Вспоров ботинками гравий, Лева остановился. Рита сидела на скамейке, потом встала, неторопливо сделала несколько шагов ему навстречу. Лева подошел и переводя дух сказал:

– Извини, задержали, – он потрогал ее косу, почувствовал, что она еще влажная, и повторил: – Извини.

– Я прощаю тебя, Гуров, – Рита взяла его под руку.

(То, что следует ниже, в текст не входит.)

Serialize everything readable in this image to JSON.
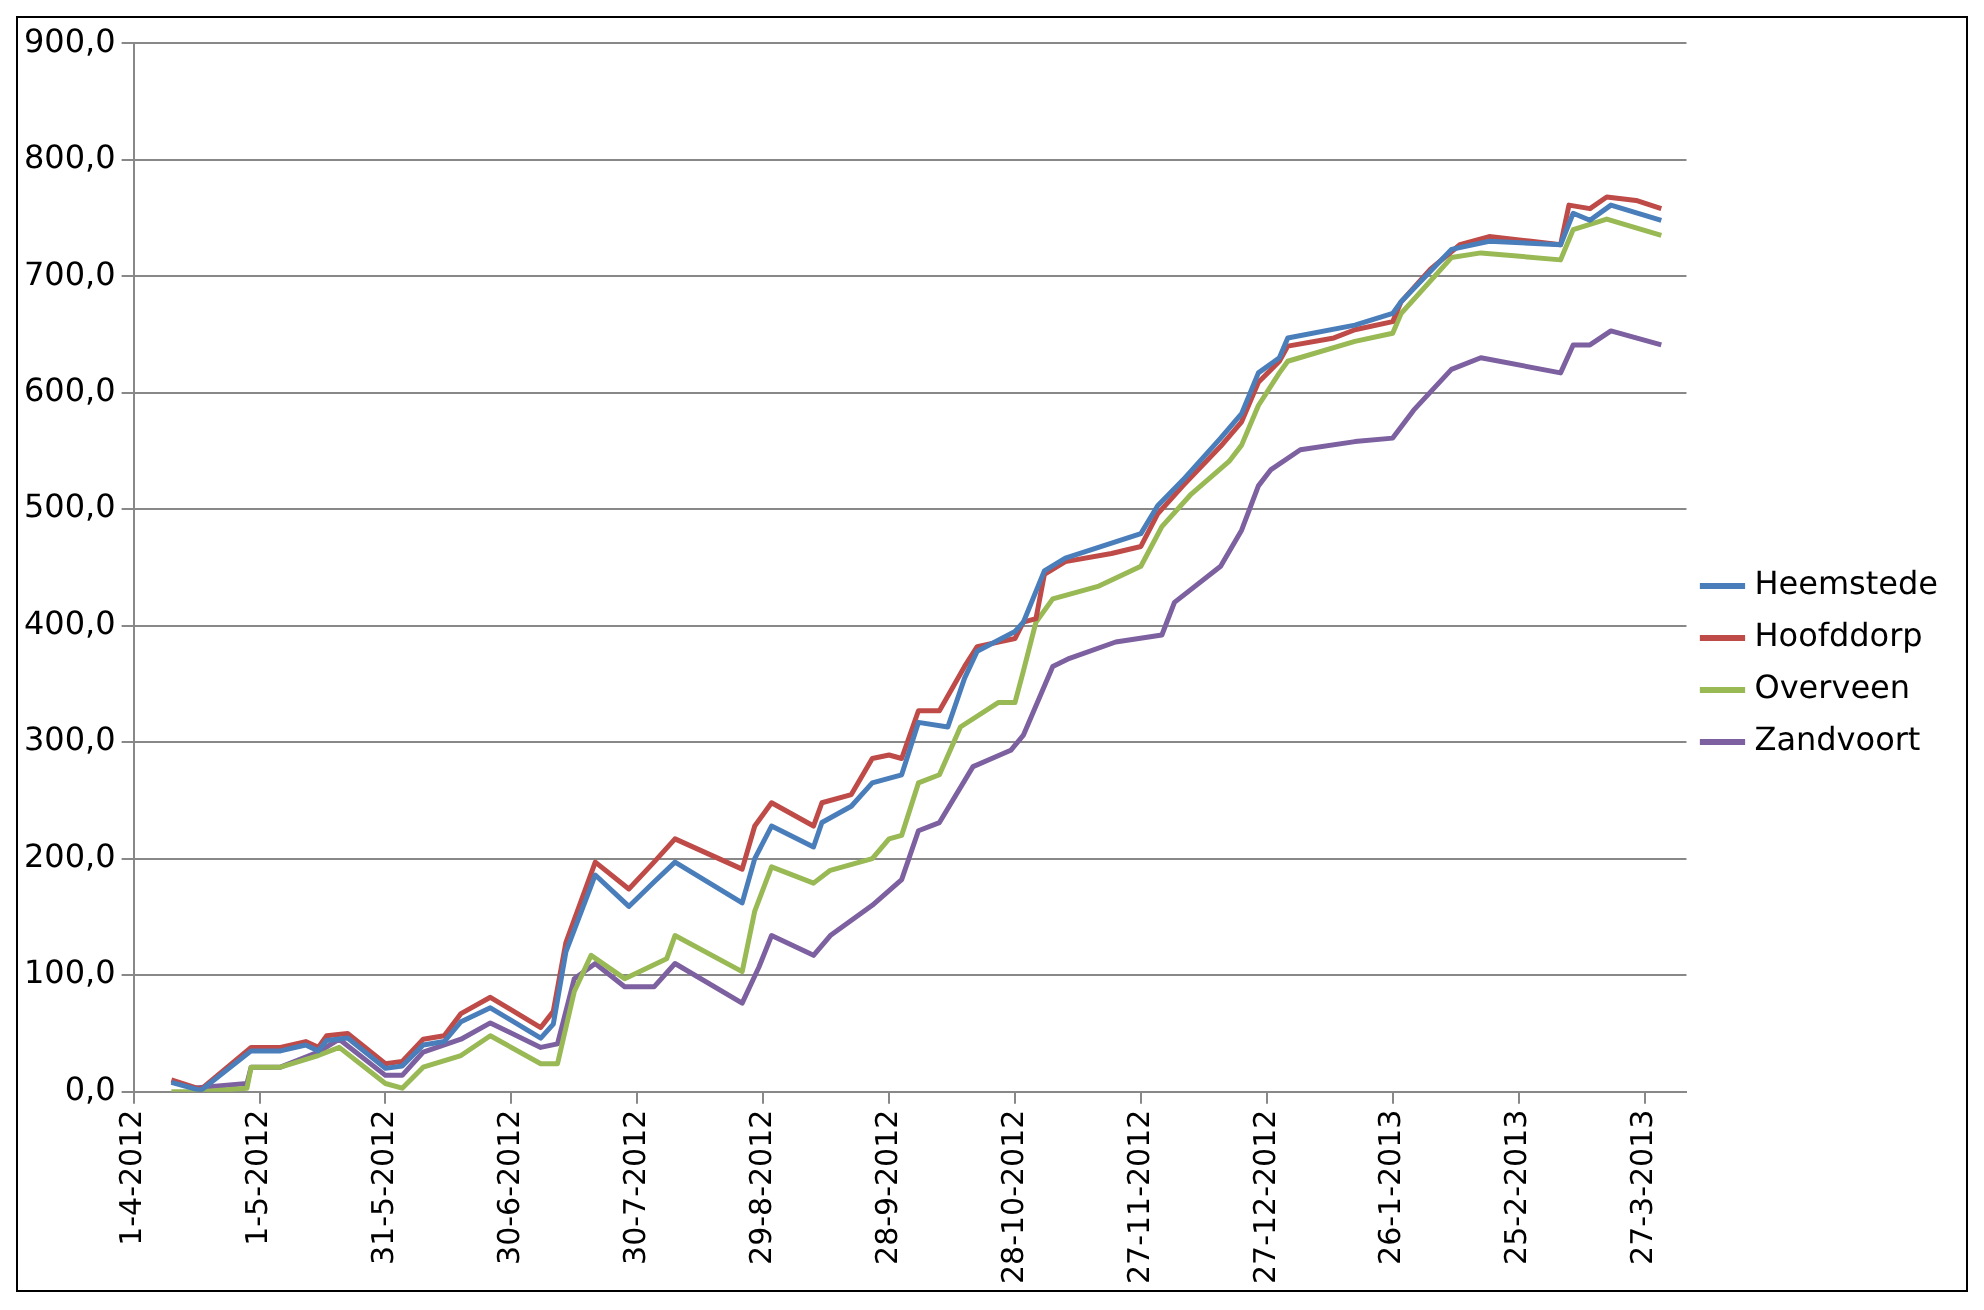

Лева взглянул на девушку, самодовольно улыбнулся и посмотрел на прохожих с сожалением.

Вместо эпилога

«В результате проведения комплекса оперативно-розыскных мероприятий и следственных действий установлено, что убийство гражданина Ветрова П. А. совершил Шутин Е. С., который 14.09. 1976 года из того же пистолета застрелился, инсценировав убийство. (Подробный анализ доказательств дан в постановлениях следователя по делам №№ 4638 и 4631.)

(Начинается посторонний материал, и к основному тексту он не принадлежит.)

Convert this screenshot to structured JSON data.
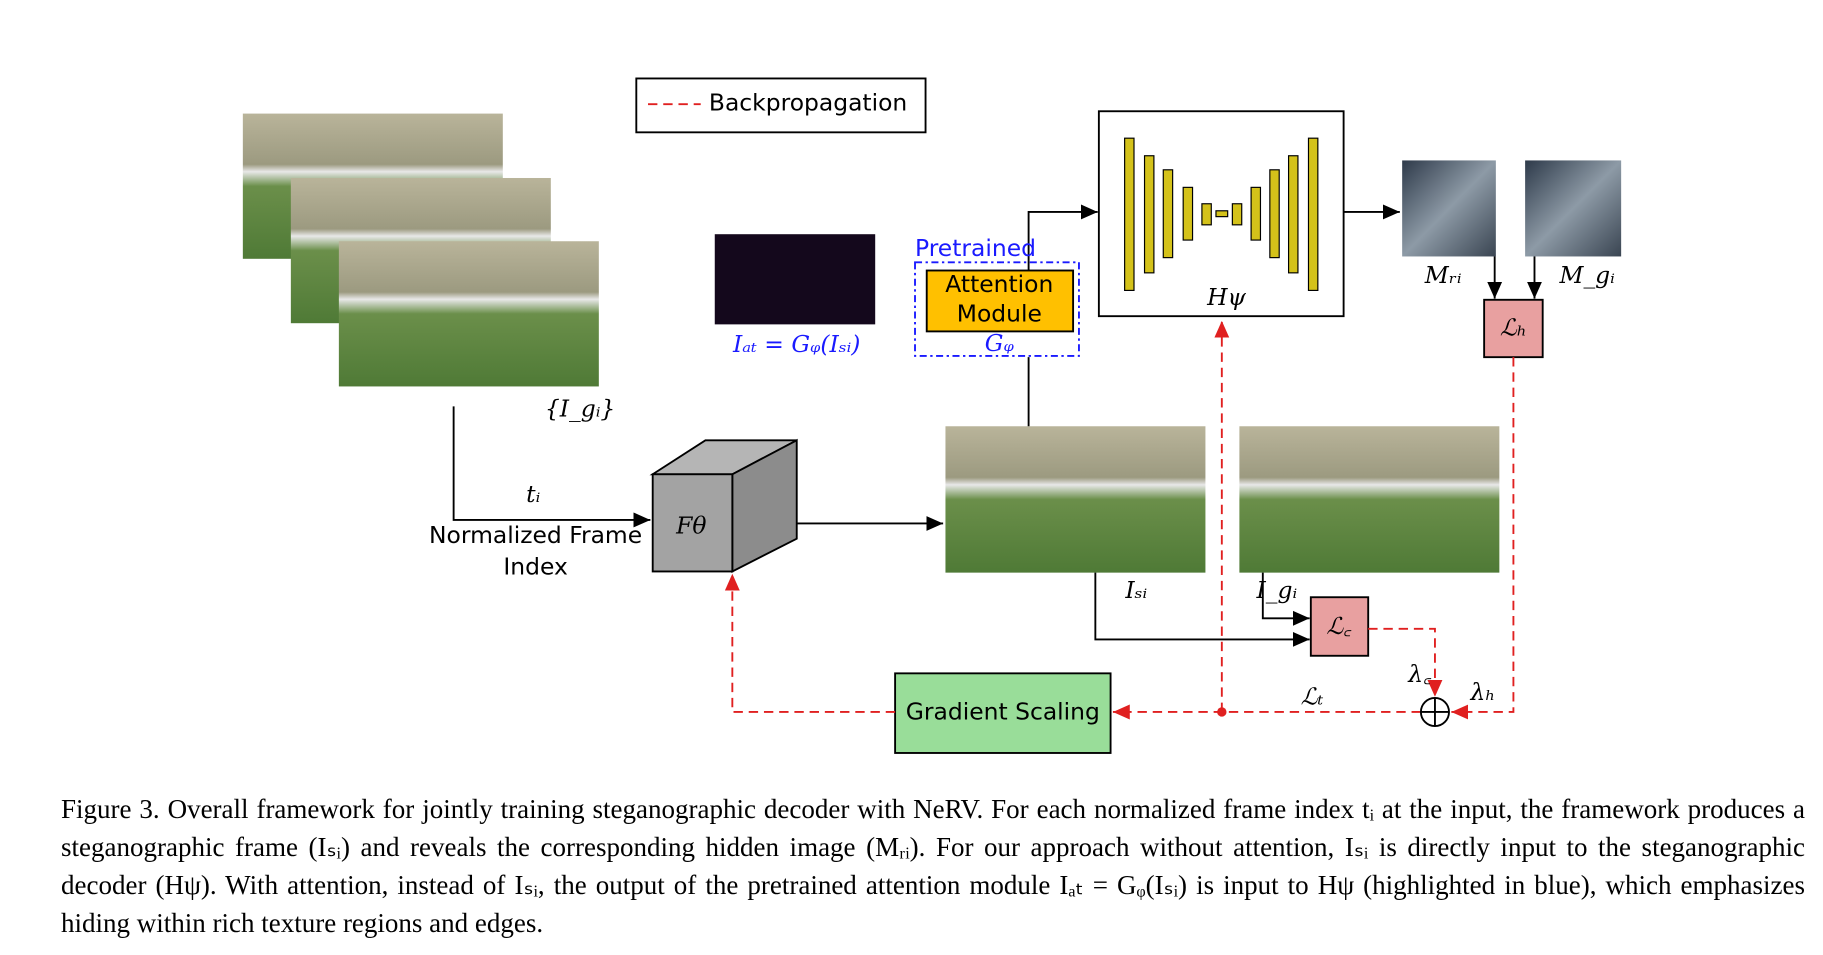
{
  "legend": {
    "label": "Backpropagation"
  },
  "nodes": {
    "input_frames": "{I_gᵢ}",
    "frame_index_symbol": "tᵢ",
    "frame_index_label": [
      "Normalized Frame",
      "Index"
    ],
    "nerv": "Fθ",
    "attention_output": "Iₐₜ = Gᵩ(Iₛᵢ)",
    "pretrained": "Pretrained",
    "attention_module": [
      "Attention",
      "Module"
    ],
    "attention_symbol": "Gᵩ",
    "decoder": "Hψ",
    "revealed": "Mᵣᵢ",
    "hidden": "M_gᵢ",
    "loss_h": "ℒₕ",
    "stego_frame": "Iₛᵢ",
    "gt_frame": "I_gᵢ",
    "loss_c": "ℒ꜀",
    "lambda_c": "λ꜀",
    "lambda_h": "λₕ",
    "loss_t": "ℒₜ",
    "gradient_scaling": "Gradient Scaling"
  },
  "caption": "Figure 3. Overall framework for jointly training steganographic decoder with NeRV. For each normalized frame index tᵢ at the input, the framework produces a steganographic frame (Iₛᵢ) and reveals the corresponding hidden image (Mᵣᵢ). For our approach without attention, Iₛᵢ is directly input to the steganographic decoder (Hψ). With attention, instead of Iₛᵢ, the output of the pretrained attention module Iₐₜ = Gᵩ(Iₛᵢ) is input to Hψ (highlighted in blue), which emphasizes hiding within rich texture regions and edges."
}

Вина Шутина доказана рядом косвенных улик, а именно.

Имеющиеся материалы позволяют сделать вывод, что Шутин застрелился. Тщательный осмотр не обнаружил на месте происшествия присутствия второго человека: пол в комнате был покрыт тонким слоем пыли и подойти к письменному столу, около которого был обнаружен труп Шутина, не оставив следов, не представляется возможным, между тем смерть Шутина наступила от выстрела в упор. Расположение входного и выходного пулевых отверстий, положение тела и отброшенного выстрелом пистолета характерны для случаев самоубийства.

Тот факт, что на пистолете отсутствуют отпечатки пальцев, объясняется тем, что Шутин предварительно обернул рукоятку бумажной салфеткой, только затем выстрелил. На бумажной салфетке, обнаруженной рядом с телом, имеются следы машинного масла и отпечаток пальца правой руки Шутина. Микрочастицы бумажного волокна обнаружены на пистолете и на ладони правой руки Шутина.

При этом Шутин пытался инсценировать убийство. За несколько минут до выстрела он договаривается о встрече через два часа, говорит о существовании угрозы для своей жизни, старается не оставить своих пальцев на пистолете и тем создать видимость убийства.